Don Ugo sa da sempre che lo sforzo più importante da fare non è quello di regalare un pesce ma di insegnare a pescare. Lo sforzo di questi 30 anni passati in Chacas è stato proprio convincere i poveri ad accettare di gestire la propria povertà, per farla "rendere". Insegnare a vivere non della carità altrui ma del lavoro delle proprie mani; ridare dignità al povero. Il sogno più bello del prete del Chacas è che i poveri aiutino i poveri. Compito quasi impossibile, pensavano in molti. Avevano torto! Montanaro di razza e per passione, Padre Ugo ha in testa e nel cuore le cime: lassù lontano dai miasmi della pianura, l'aria, le erbe, i colori dei fiori, i brividi del vento, la marcia sicura del llama, il volteggio maestoso dell'aquila, tutto invita ad andare "oltre", a sforare il mistero di quella bellezza per attingere le vette inaccessibili della virtù, i picchi vertiginosi dello spirito, le dimore altissime del biblico "Dio delle alture".
TRENT'ANNI D'AMORE
Trent'anni di passione d'amore, passata attraverso le gambe e le mani.
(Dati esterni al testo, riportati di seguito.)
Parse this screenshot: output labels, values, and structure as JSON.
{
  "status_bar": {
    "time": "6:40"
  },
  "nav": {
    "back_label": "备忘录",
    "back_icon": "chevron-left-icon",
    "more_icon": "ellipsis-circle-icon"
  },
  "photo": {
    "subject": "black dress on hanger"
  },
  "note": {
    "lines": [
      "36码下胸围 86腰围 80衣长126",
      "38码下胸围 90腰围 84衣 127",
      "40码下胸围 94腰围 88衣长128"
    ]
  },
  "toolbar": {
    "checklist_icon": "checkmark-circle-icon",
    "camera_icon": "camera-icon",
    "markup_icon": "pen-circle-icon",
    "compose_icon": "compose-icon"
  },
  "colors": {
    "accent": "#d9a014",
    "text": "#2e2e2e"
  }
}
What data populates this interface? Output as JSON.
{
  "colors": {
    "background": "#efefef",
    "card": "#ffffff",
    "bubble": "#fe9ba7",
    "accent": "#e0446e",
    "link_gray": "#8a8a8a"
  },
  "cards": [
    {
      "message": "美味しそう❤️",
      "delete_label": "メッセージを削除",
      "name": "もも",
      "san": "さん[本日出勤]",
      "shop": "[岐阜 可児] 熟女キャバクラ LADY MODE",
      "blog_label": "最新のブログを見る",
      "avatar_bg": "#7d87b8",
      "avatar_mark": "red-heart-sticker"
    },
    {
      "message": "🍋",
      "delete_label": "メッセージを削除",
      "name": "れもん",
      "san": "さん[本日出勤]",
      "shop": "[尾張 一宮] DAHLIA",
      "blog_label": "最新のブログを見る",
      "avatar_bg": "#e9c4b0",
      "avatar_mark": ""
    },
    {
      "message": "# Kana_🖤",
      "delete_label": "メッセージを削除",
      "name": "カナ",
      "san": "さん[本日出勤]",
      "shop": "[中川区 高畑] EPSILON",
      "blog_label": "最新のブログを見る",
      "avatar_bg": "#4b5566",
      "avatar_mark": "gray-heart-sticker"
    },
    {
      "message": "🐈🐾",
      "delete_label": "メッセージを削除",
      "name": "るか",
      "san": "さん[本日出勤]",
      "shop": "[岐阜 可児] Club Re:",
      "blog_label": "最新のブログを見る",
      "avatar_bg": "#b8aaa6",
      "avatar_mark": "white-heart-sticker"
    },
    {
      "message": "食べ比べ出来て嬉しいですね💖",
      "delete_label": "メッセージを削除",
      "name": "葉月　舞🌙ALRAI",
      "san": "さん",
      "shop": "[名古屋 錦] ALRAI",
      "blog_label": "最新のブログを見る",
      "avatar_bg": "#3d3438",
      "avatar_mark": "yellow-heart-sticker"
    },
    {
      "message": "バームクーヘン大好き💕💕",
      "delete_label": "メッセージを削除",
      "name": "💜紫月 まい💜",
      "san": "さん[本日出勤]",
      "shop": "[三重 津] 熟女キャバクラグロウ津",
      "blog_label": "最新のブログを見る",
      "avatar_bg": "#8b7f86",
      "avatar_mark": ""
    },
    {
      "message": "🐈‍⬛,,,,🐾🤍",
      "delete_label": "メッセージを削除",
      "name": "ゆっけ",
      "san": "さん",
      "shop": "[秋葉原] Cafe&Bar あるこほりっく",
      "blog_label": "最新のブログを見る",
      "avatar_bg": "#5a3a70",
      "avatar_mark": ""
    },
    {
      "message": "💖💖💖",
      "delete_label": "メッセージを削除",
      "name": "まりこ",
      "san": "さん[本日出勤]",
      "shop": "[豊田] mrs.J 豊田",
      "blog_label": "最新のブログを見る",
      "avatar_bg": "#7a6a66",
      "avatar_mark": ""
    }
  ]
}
Un amore montanaro. Del resto ogni amore è montanaro, o non è; ogni amore tende all'alto, al profondo, alle altezze; di più, tende all'oltre. Lui ha usato le gambe ogni giorno per "salire" a trovare i suoi poveri, o correre in patria a trovare aiuti per loro, a scuotere le coscienze, a prendere per il cravattino i giovani, dicendo loro che era ora passata di finirla di perdere tempo a pensare cosa fare per ammazzare il tempo. Andassero con lui: aveva tempo da riempire per tutti. Il frutto? Trentasei "Case Don Bosco", l'Oratorio delle Ande, sei scuole pedagogiche, un seminario diocesano, un ospedale, tre case per bambini orfani, una casa per disabili e handicappati, otto cooperative per la vendita dei manufatti, due centrali idroelettriche, alcune canalizzazioni, tre rifugi... E i puntini vogliono dire che non è finita, che lui non si ferma finché ha del fiato!